This time of year, when I’m hauling out containers full of Halloween and Thanksgiving adornments, I hear my mother saying, “Ugh, Halloween, all that sugar!” I also think of her scribbly cursive-meets-printing handwriting in thick black marker on the tops of all of her cardboard holiday boxes — Halloween Stuff, Mantel Trim, et cetera. The boxes came out from the attic and basement every year, brimming with holiday ornaments, electric window candles, and extra dishware for fall entertaining.
The box I treasured the most wasn’t in the attic or basement; it was stored in the kitchen pantry. The day before every Thanksgiving, my mom would ask me, “Can you get the candles out and put them on the table, please?” It was our thing, and I knew exactly which candles she meant. I would quickly get a chair to stand on, so I could reach clear to the top of the pantry shelves for a beat-up shoebox with rubber bands around it. Inside, wrapped in lots of old tissue paper, were about six or seven tiny wax figurines, each about 4 inches high. There were a couple of little girl pilgrims with yellow hair and blue dresses; boy pilgrims with gray jackets and pants, and black hats; and a turkey.
It was so fun to once again see their little faces, and I’d carefully place them around the floral centerpiece. This seemed to be one thing I could do well with absolutely no assistance. It was my big Thanksgiving responsibility! On either side of the centerpiece were two candlesticks with tapers, usually white or colonial blue, that my dad or older brothers would light just before dinner. But we never lit those little pilgrim candles and, as a kid, I just couldn’t understand why. Candles were made to be lit!
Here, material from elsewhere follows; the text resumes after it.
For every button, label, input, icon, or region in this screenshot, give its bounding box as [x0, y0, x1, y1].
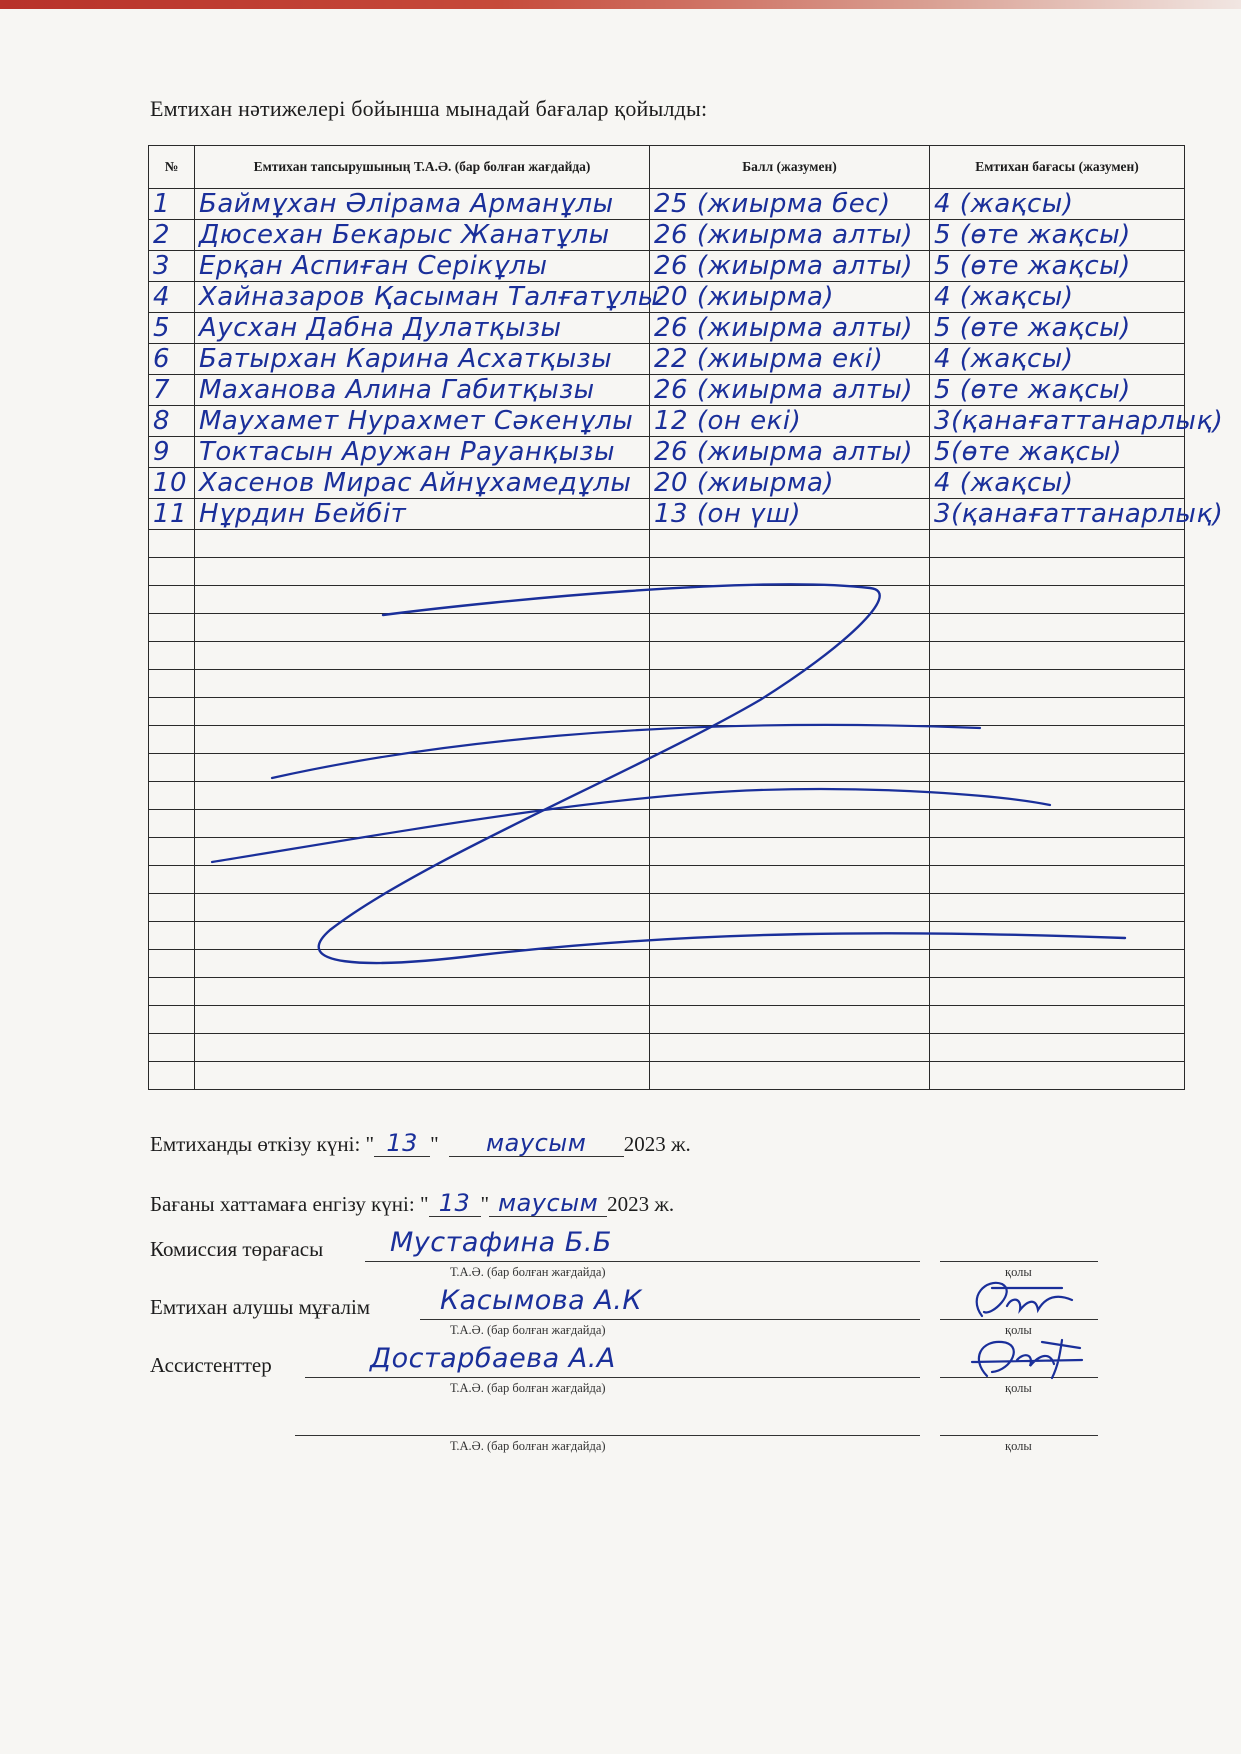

Why do I now, while bringing out my seasonal treasures, think of that simple candle task and feel pure joy? Maybe it has to do with what child psychology and behavior experts say about how important it is that children experience customs like this growing up. They believe family routines and the symbolic nature of rituals may be closely linked with developmental processes and provide a healthy emotional climate. In a nutshell, the rhythms of family life make children eager to be involved. Of course, if any of these routines have to do with mealtime, it’s all the better.
This time of year, there are so many opportunities around the home to create traditions — whether it’s baking pies, setting a special table, or lighting a fire.
One of my sisters recently told me that she often hears Mom say, “Somebody bring in a few logs so I can start a fire!” It was Mom’s daily custom in autumn, shortly before dusk, before Dad came home from work. We’d hear her scrunch newspaper under the grate and snap a match. The crackle of dry wood would spark and glimmer. The ritual of making a fire — and the nightly glow and warmth of that hearth — seemed to relieve any anxieties we may have had, and made us feel safe and secure.
Although our elderly mother’s fire-lighting days are long past, the rituals our parents set forth are, thankfully, deep-seated.
Guess who has those petite Thanksgiving candles now? They’re not stored in an old shoebox, but in a sturdy box from the Container Store (hooray for the two Container Stores that opened in our area recently!). As I unwrap the little wax shapes this year, I’ll hear Mom say, “Get out the candles, please.” I’m glad she never lit them.